Curb Cuts in the Road to Recovery

September is Recovery Month, sponsored by the Substance Abuse and Mental Health Services Administration (SAMHSA), increasing awareness of mental and substance use disorders and celebrating the people who are traveling the Road to Recovery. That road can be a challenge for people who have a disability in addition to a substance use disorder. Many people with psychiatric and behavioral disabilities may experience substance use disorders, using drugs or alcohol along with or in place of medications to treat their disabilities. People with other disabilities may be just as vulnerable to substance use and addiction, from individuals trying to manage chronic pain to people with brain injuries and co-occurring substance use.

There is help, however. Members of the NIDILRR community have developed resources for individuals, families, and professionals which may offer support for that road to recovery

The Rehabilitation Research and Training Center on Pathways to Positive Futures dedicated an entire issue of Focal Point to the issue of co-occurring substance use and mental health disorders in young people.

Deaf Off Drugs and Alcohol is a project to improve alcohol and drug treatment services for people who are Deaf or hard of hearing.

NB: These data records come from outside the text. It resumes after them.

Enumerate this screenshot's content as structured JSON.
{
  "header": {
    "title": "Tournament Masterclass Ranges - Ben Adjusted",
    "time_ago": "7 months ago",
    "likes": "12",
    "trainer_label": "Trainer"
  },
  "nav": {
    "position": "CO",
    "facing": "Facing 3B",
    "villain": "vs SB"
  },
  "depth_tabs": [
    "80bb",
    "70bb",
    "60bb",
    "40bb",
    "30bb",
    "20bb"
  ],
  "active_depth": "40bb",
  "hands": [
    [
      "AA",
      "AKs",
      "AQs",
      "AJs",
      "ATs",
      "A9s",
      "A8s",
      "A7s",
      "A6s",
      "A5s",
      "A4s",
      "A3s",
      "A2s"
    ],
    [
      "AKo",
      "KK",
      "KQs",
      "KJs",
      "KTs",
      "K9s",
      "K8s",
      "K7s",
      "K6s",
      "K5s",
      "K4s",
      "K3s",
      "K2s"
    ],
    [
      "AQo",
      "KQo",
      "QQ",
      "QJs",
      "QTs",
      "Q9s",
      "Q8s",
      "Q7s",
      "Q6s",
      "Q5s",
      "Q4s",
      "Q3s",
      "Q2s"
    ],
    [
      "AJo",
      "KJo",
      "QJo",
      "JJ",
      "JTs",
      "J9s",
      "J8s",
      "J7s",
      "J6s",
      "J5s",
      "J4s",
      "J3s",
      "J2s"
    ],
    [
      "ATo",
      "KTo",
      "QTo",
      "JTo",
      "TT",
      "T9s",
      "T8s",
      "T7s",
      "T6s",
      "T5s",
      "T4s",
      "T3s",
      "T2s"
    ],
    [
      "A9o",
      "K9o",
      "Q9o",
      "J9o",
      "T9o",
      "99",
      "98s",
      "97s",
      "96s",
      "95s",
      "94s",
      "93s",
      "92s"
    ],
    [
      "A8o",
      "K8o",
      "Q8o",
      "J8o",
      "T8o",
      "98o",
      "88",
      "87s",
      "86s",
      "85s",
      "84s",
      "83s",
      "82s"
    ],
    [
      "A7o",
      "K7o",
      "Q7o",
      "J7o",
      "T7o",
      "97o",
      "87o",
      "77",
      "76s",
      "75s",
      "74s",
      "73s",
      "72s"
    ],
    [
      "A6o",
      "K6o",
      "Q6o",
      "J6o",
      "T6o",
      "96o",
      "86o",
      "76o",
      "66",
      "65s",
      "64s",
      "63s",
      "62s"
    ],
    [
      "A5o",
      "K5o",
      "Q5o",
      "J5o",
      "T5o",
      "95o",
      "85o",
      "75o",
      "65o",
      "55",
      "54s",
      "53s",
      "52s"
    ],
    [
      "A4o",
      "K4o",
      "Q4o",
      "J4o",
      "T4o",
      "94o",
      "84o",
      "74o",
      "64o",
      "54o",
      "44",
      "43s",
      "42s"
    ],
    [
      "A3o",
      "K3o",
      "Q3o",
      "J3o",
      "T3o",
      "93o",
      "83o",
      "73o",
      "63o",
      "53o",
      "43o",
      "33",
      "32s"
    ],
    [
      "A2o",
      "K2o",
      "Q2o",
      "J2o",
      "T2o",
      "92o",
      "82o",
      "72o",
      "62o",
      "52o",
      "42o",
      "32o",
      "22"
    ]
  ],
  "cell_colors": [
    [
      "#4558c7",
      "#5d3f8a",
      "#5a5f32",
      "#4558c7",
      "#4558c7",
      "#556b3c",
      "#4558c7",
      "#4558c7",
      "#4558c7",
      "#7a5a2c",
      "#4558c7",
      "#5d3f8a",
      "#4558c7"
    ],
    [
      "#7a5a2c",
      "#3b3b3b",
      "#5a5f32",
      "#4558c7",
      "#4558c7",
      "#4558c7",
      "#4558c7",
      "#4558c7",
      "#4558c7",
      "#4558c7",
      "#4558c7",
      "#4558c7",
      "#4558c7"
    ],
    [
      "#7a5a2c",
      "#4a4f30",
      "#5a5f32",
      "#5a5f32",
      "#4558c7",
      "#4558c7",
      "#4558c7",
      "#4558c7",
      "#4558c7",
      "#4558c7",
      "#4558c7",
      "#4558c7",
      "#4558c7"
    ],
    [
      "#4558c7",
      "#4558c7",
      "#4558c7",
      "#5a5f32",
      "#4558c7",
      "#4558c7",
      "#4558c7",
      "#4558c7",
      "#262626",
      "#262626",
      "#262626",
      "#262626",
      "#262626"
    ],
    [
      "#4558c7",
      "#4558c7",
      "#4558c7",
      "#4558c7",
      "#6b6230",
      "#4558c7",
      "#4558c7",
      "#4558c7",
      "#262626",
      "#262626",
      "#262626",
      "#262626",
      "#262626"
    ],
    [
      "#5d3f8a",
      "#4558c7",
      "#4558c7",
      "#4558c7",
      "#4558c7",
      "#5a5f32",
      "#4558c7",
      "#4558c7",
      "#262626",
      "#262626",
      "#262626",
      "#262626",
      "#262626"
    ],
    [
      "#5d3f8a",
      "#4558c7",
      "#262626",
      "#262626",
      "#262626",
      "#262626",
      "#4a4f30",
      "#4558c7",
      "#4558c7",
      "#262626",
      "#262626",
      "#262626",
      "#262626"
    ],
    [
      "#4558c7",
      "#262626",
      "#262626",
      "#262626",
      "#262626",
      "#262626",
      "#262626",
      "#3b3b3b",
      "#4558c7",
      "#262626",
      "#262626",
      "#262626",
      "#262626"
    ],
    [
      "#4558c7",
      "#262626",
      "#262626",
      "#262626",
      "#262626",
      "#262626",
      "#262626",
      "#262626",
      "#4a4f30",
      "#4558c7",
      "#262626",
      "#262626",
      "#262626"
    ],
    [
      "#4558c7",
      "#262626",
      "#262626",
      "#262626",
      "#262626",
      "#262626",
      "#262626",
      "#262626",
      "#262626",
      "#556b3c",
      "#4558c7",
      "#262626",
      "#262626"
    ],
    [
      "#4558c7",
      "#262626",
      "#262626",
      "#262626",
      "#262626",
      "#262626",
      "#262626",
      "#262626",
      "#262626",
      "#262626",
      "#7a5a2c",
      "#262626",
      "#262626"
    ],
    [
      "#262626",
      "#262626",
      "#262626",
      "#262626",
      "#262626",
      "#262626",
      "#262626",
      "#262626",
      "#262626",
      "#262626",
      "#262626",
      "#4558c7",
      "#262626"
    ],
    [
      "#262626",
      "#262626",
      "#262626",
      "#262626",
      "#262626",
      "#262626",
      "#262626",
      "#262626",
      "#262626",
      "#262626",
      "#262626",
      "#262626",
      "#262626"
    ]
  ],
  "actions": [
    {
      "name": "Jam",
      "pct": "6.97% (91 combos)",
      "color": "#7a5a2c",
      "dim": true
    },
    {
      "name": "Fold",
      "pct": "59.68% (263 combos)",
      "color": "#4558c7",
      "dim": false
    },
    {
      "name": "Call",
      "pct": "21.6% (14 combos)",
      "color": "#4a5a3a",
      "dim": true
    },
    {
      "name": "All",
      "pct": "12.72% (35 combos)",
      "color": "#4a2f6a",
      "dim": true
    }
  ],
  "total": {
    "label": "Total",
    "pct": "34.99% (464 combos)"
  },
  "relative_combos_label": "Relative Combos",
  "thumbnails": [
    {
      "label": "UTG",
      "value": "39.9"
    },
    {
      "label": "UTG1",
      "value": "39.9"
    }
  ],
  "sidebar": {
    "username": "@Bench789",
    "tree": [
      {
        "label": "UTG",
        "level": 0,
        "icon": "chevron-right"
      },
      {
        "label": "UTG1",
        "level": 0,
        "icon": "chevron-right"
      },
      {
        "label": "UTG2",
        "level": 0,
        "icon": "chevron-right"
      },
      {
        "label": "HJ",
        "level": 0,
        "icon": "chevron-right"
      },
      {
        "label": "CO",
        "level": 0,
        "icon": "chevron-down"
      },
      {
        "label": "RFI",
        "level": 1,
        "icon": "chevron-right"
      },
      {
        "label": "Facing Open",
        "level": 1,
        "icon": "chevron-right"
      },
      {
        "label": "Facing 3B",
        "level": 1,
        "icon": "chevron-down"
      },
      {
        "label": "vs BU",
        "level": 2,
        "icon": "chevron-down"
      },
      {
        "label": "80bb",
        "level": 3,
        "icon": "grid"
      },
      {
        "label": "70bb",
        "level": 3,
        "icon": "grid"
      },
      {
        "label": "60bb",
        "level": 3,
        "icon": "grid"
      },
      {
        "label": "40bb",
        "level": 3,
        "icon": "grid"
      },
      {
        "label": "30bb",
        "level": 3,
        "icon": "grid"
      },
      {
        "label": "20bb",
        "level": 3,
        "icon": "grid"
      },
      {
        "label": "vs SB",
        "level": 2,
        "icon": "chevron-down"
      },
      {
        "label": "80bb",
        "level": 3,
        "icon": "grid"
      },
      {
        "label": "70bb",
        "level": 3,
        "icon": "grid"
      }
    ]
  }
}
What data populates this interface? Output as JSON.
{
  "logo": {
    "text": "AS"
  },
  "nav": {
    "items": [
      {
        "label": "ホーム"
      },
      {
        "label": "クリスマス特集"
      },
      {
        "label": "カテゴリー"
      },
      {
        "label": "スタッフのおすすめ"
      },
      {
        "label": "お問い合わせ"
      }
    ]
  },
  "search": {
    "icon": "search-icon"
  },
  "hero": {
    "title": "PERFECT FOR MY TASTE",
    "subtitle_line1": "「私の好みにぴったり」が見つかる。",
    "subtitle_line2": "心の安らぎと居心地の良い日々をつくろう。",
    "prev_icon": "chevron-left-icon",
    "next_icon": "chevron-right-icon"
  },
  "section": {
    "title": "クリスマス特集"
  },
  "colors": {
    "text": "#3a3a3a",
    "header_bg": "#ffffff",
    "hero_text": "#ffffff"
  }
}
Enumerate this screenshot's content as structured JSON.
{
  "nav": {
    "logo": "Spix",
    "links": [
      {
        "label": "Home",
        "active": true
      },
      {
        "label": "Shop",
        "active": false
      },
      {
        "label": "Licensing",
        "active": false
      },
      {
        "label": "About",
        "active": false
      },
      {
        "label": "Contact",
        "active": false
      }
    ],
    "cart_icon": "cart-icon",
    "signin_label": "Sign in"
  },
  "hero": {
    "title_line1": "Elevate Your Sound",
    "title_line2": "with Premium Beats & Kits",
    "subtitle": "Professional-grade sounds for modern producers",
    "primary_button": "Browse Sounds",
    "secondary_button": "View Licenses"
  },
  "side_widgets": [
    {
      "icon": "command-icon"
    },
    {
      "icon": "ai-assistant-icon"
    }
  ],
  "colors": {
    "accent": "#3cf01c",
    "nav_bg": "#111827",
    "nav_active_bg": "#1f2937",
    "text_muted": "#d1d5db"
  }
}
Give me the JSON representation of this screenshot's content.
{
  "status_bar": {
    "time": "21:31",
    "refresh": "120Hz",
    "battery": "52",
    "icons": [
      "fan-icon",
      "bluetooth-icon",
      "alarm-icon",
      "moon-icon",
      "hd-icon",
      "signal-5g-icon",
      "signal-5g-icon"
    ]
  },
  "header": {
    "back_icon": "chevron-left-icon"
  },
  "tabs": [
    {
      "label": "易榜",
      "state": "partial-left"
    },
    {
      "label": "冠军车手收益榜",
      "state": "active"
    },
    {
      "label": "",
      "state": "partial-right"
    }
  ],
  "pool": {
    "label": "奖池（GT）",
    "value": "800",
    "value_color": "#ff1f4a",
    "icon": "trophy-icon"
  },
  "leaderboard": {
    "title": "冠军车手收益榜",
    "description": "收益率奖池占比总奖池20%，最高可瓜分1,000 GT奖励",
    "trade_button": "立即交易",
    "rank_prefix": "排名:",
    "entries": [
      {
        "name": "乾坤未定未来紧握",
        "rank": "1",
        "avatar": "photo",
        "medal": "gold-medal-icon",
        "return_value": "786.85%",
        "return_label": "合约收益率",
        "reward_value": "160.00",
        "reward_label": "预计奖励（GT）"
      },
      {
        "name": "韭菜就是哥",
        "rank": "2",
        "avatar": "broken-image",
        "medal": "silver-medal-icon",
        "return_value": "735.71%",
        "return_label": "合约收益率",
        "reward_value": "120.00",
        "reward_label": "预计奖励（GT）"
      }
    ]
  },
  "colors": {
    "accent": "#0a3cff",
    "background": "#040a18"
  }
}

Learn about the project, how they can help your local provider to meet the needs of Deaf and hard of hearing people in recovery, and how to participate in their online support services.

The Model Systems Knowledge Translation Center (MSKTC) has information targeted to people with traumatic brain injury (TBI), spinal cord injury (SCI), and burn injury:

  • Up to 2/3 of people with traumatic brain injury (TBI) have a history of alcohol abuse or similar risky behavior, and some continue to use alcohol after their injury. MSKTC covers the facts about TBI and alcohol, and the impact it can have on recovery.
  • Managing pain after SCI and burn injury present many challenges when it comes to substance use.

The Ohio Regional Model Traumatic Brain Injury System focuses part of its research activities on reducing alcohol use after TBI, and offers several information resources on substance use and TBI for use by individuals, families, and professionals.

For people with psychiatric disabilities who are striving toward wellness, visit the suite of tools at the Center for Integrated Health Care and Self-Directed Recovery, from the RRTC on Psychiatric Disabilities and Co-Occurring Medical Conditions (also supported by SAMHSA).

Outside the NIDILRR community, there are also resources to help:

The NARIC library includes a rich collection of research on disability and substance use. We covered the topic in a 2011 issue of our reSearch literature review, Substance Abuse and Individuals with Disabilities. You can also review more than 400 abstracts from NIDILRR-funded projects as well as more than 2,000 abstracts from the greater disability and rehabilitation research community, including international research, indexed in our REHABDATA database.